Aparición de los ángeles a las santas mujeres del pintor Lucas Emil Vorstman
Aparición de los ángeles a las santas mujeres del pintor Lucas Emil Vorstman

       El significado de esta excepcional pintura ha generado muchas hipótesis algunas muy polémicas. La teoría mas aceptada es que se trataría de una representación de una familia, o de un grupo de personas que están en el zaguán de su casa, mientras las tres figuras observan curiosas lo que está sucediendo en la calle. Otras teorías dicen que este cuadro podría relacionarse con la práctica de la prostitución y, que la escena transcurriría en  un burdel, siendo la joven que está sonriendo una prostituta. El joven sería el rufián de la chica, el niño seria aprendiz de la mala vida, la mujer mayor seria la propietaria del burdel

      No todos los autores son de la misma opinión. Angulo y Valdivieso dice que se trata de una escena popular sevillana que no tiene más interpretaciones.
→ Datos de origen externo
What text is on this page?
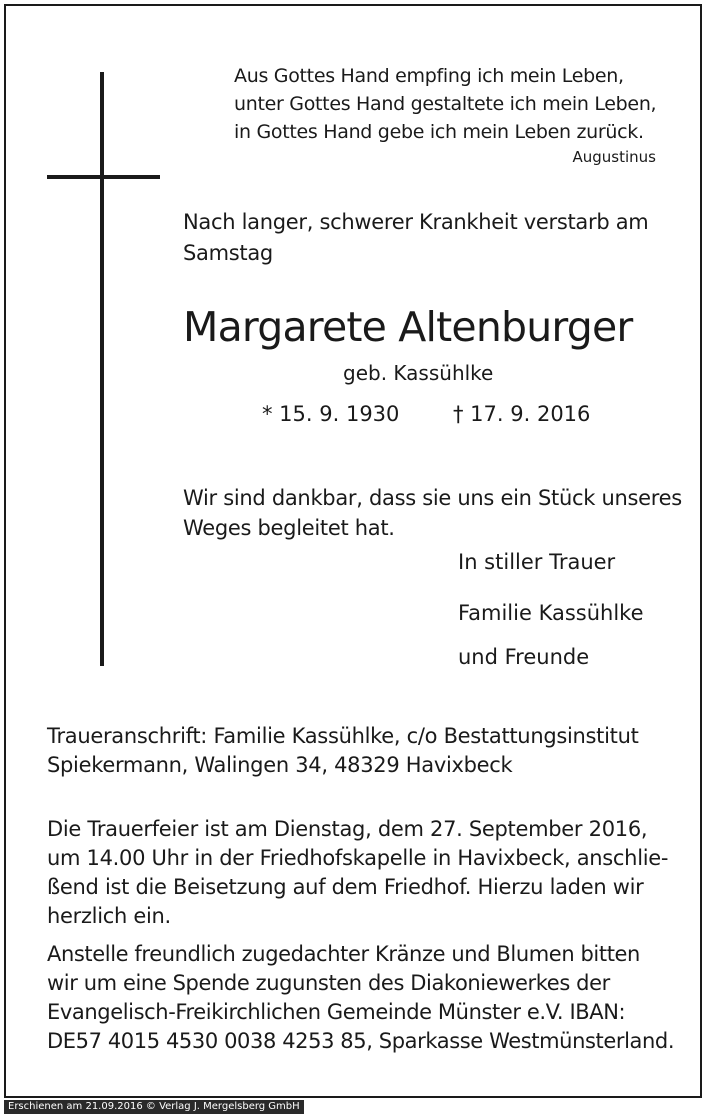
Aus Gottes Hand empfing ich mein Leben,
unter Gottes Hand gestaltete ich mein Leben,
in Gottes Hand gebe ich mein Leben zurück.
Augustinus
Nach langer, schwerer Krankheit verstarb am
Samstag
Margarete Altenburger
geb. Kassühlke
* 15. 9. 1930	† 17. 9. 2016
Wir sind dankbar, dass sie uns ein Stück unseres
Weges begleitet hat.
In stiller Trauer
Familie Kassühlke
und Freunde
Traueranschrift: Familie Kassühlke, c/o Bestattungsinstitut
Spiekermann, Walingen 34, 48329 Havixbeck
Die Trauerfeier ist am Dienstag, dem 27. September 2016,
um 14.00 Uhr in der Friedhofskapelle in Havixbeck, anschlie-
ßend ist die Beisetzung auf dem Friedhof. Hierzu laden wir
herzlich ein.
Anstelle freundlich zugedachter Kränze und Blumen bitten
wir um eine Spende zugunsten des Diakoniewerkes der
Evangelisch-Freikirchlichen Gemeinde Münster e.V. IBAN:
DE57 4015 4530 0038 4253 85, Sparkasse Westmünsterland.
Erschienen am 21.09.2016 © Verlag J. Mergelsberg GmbH
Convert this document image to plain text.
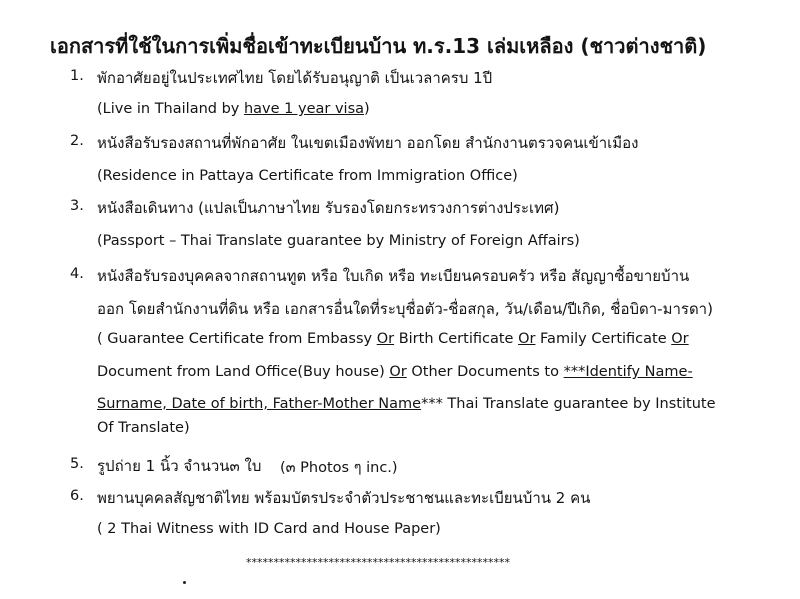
เอกสารที่ใช้ในการเพิ่มชื่อเข้าทะเบียนบ้าน ท.ร.13 เล่มเหลือง (ชาวต่างชาติ)
1. พักอาศัยอยู่ในประเทศไทย โดยได้รับอนุญาติ เป็นเวลาครบ 1ปี
(Live in Thailand by have 1 year visa)
2. หนังสือรับรองสถานที่พักอาศัย ในเขตเมืองพัทยา ออกโดย สำนักงานตรวจคนเข้าเมือง
(Residence in Pattaya Certificate from Immigration Office)
3. หนังสือเดินทาง (แปลเป็นภาษาไทย รับรองโดยกระทรวงการต่างประเทศ)
(Passport – Thai Translate guarantee by Ministry of Foreign Affairs)
4. หนังสือรับรองบุคคลจากสถานทูต หรือ ใบเกิด หรือ ทะเบียนครอบครัว หรือ สัญญาซื้อขายบ้าน
ออก โดยสำนักงานที่ดิน หรือ เอกสารอื่นใดที่ระบุชื่อตัว-ชื่อสกุล, วัน/เดือน/ปีเกิด, ชื่อบิดา-มารดา)
( Guarantee Certificate from Embassy Or Birth Certificate Or Family Certificate Or
Document from Land Office(Buy house) Or Other Documents to ***Identify Name-
Surname, Date of birth, Father-Mother Name*** Thai Translate guarantee by Institute
Of Translate)
5. รูปถ่าย 1 นิ้ว จำนวน๓ ใบ (๓ Photos ๆ inc.)
6. พยานบุคคลสัญชาติไทย พร้อมบัตรประจำตัวประชาชนและทะเบียนบ้าน 2 คน
( 2 Thai Witness with ID Card and House Paper)
************************************************
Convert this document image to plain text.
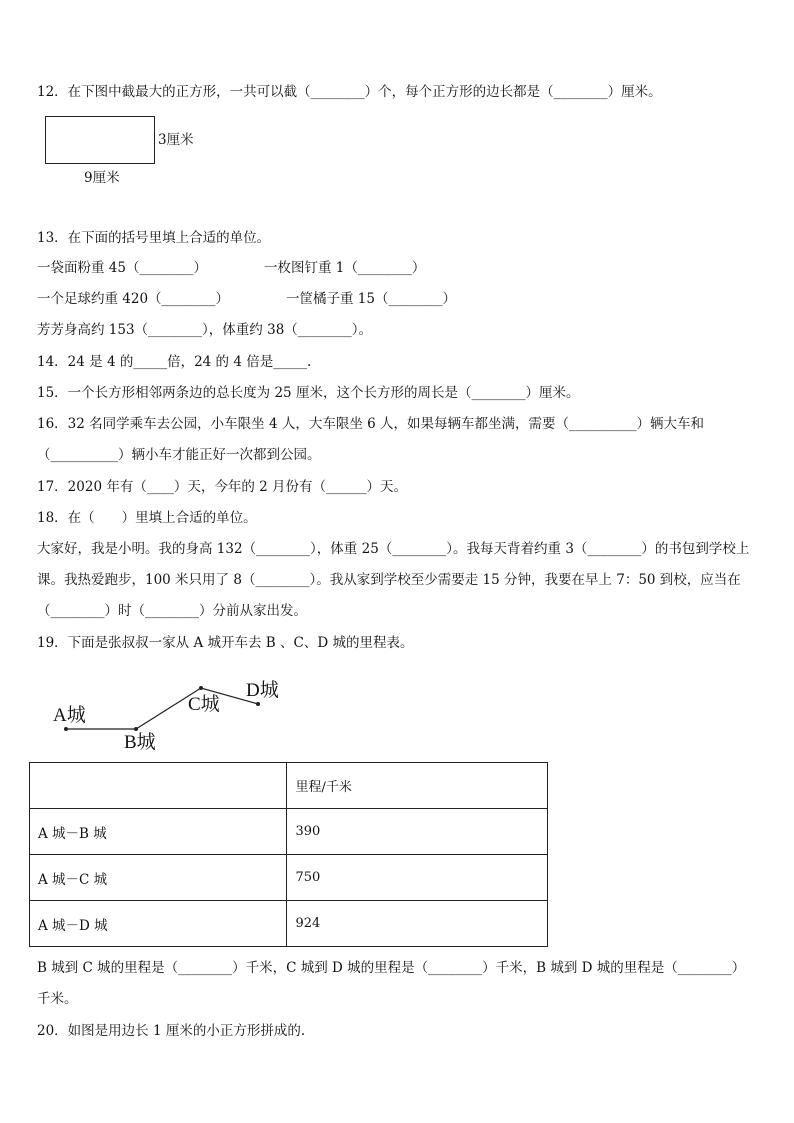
12．在下图中截最大的正方形，一共可以截（________）个，每个正方形的边长都是（________）厘米。
3厘米
9厘米
13．在下面的括号里填上合适的单位。
一袋面粉重 45（________）	一枚图钉重 1（________）
一个足球约重 420（________）	一筐橘子重 15（________）
芳芳身高约 153（________），体重约 38（________）。
14．24 是 4 的_____倍，24 的 4 倍是_____.
15．一个长方形相邻两条边的总长度为 25 厘米，这个长方形的周长是（________）厘米。
16．32 名同学乘车去公园，小车限坐 4 人，大车限坐 6 人，如果每辆车都坐满，需要（__________）辆大车和
（__________）辆小车才能正好一次都到公园。
17．2020 年有（____）天，今年的 2 月份有（______）天。
18．在（　　）里填上合适的单位。
大家好，我是小明。我的身高 132（________），体重 25（________）。我每天背着约重 3（________）的书包到学校上
课。我热爱跑步，100 米只用了 8（________）。我从家到学校至少需要走 15 分钟，我要在早上 7：50 到校，应当在
（________）时（________）分前从家出发。
19．下面是张叔叔一家从 A 城开车去 B 、C、D 城的里程表。
A城
B城
C城
D城
	里程/千米
A 城－B 城	390
A 城－C 城	750
A 城－D 城	924
B 城到 C 城的里程是（________）千米，C 城到 D 城的里程是（________）千米，B 城到 D 城的里程是（________）
千米。
20．如图是用边长 1 厘米的小正方形拼成的.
      Valdivieso dice de esta pintura: ¨Con respecto a las opiniones que involucran a Murillo con clientes de vida disoluta que se sentirían halagados por el contenido erótico de pinturas como las que hemos comentado, ya hemos señalado que nos parece impensable admitir que un artista fielmente vinculado a la estricta moral católica imperante en Sevilla, sumamente restrictiva a la hora de aceptar representaciones pictóricas de contenido pecaminoso, pudiera haber realizado esta obra¨

      La incisiva mirada del joven, la joven y la anciana de enormes gafas, es un recurso habitual en el barroco, invitan descaradamente al espectador a participar en el cuadro. Convencen al espectador a formar parte del propio cuadro.

Curiosidades:

     En 1984 se restauró la pintura Cuatro figuras en un escalón y se detectaron dos restauración muy significativas que habían alterado la pintura:

1.-  Se había repintado encima del roto del pantalón del niño para ocultar la parte desnuda del niño.

2.- La composición se había extendido con una tira de tela, de aproximadamente cuatro pulgadas (10 cm), a lo largo del lado izquierdo. Esta adición hizo que la composición pareciera más simétrica al completar la figura del joven.

     Estas restauraciones han provocado la controversia  sobre el significado y la interpretación en torno al cuadro

     Esta obra ha sido traída, desde Texas a España, con motivo del IV Centenario de Murillo y ha sido convertida en la imagen principal para promocionar esta exposición. La obra Cuatro figuras en un escalón ha salido en anuncios de la exposición, en folletos, en carteles e incluso en la portada del catálogo de esta exposición.

Opinión personal.

        Es una de mis obras favoritas de Murillo debido a que es una composición diferente a todos los cuadros del pintor. Me resulta muy llamativa, debido a que yo siempre he relacionado a Murillo con sus Inmaculadas y, también se aleja de la temática de los “pobres de Murillo”.

  He tenido  la suerte de poder asistir, en Sevilla, al IV Centenario de Murillo, en el Palacio de las Bellas Artes, y poder contemplarla en directo. Me gustan mucho los personajes que ha pintado el artista, debido a los gestos que ha plasmado Murillo.

      También me llama mucho la atención las gafas tipo Quevedo de la señora mayor. Mi opinión personal respecto a la interpretación del cuadro,  coincide  con lo que dice Angulo y Valdivieso, porque pienso que Murillo pintó una escena familiar, ya que era un hombre de gran religiosidad y, su moral cristiana no le permitiría pintar ese otro tipo de cuadros, que constituirían en tal caso, un guiño a la inmoralidad. En  aquella época la Inquisición perseguía, y, castigaba duramente, ese tipo de inmoralidades.